Vitesse, 13 nœuds, 14 à 15 dans les pointes. Le vent a franchement adonné permettant aux soixante pieds d’allonger la foulée, d’autoriser les sensations de glisse. Après deux jours d’allures de près, on goûte au plaisir indicible d’enlever le bas de ciré, de naviguer en short et tee-shirt. Moments d’autant plus précieux qu’on sait que l’on va vers l’hiver et que passé le Pot au Noir, le tempo risque de gagner fortissimo.
C’est le moment idéal pour se préparer un bon petit plat qui changera des nourritures lyophilisées, de passer un peu plus de temps que de coutume à la bannette, de faire quelques menus travaux de bricolage indispensables. Voire d’ouvrir un bouquin ou d’écouter un peu de musique.
On pourrait imaginer que les navigateurs vont profiter à plein de ces quelques instants fugaces… C’est mal connaître les démons qui les agitent. Il faudra toujours reprendre un pouième d’écoute de spinnaker, larguer un chouia de drisse de grand-voile. Pour aller encore plus vite, les solitaires ont un système de cotations très élaboré : chacun sait que le pouième vaut sensiblement le dixième d’un chouia qui n’est jamais que le centième du cheval. Malgré les ordinateurs de bord et les instruments de mesure sophistiqués, rien n’a réussi à remplacer cette complicité entre le marin et sa machine qui fait que sous ses pieds, dans les fesses, on sait que « là, le bateau va bien ».

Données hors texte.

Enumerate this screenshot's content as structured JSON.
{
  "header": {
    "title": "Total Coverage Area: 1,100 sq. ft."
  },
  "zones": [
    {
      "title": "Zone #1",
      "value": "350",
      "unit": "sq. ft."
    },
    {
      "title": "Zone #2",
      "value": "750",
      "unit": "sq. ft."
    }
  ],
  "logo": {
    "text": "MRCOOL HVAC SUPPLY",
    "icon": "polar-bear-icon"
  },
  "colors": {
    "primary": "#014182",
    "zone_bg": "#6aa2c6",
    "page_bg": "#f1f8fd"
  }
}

On pourrait se poser la question de savoir où réside le plaisir dans cette quête forcenée de la performance. Peut-être que, à l’instar des grands anciens qui savaient manœuvrer dans des ports des voiliers de plusieurs dizaines de tonnes sans jamais laisser échapper la moindre trace d’émotivité de mauvais aloi, nos navigateurs sont au final des esthètes. Et que cette quête du geste juste, du réglage fin n’est au bout du compte, qu’une manière de satisfaire un besoin d’absolu.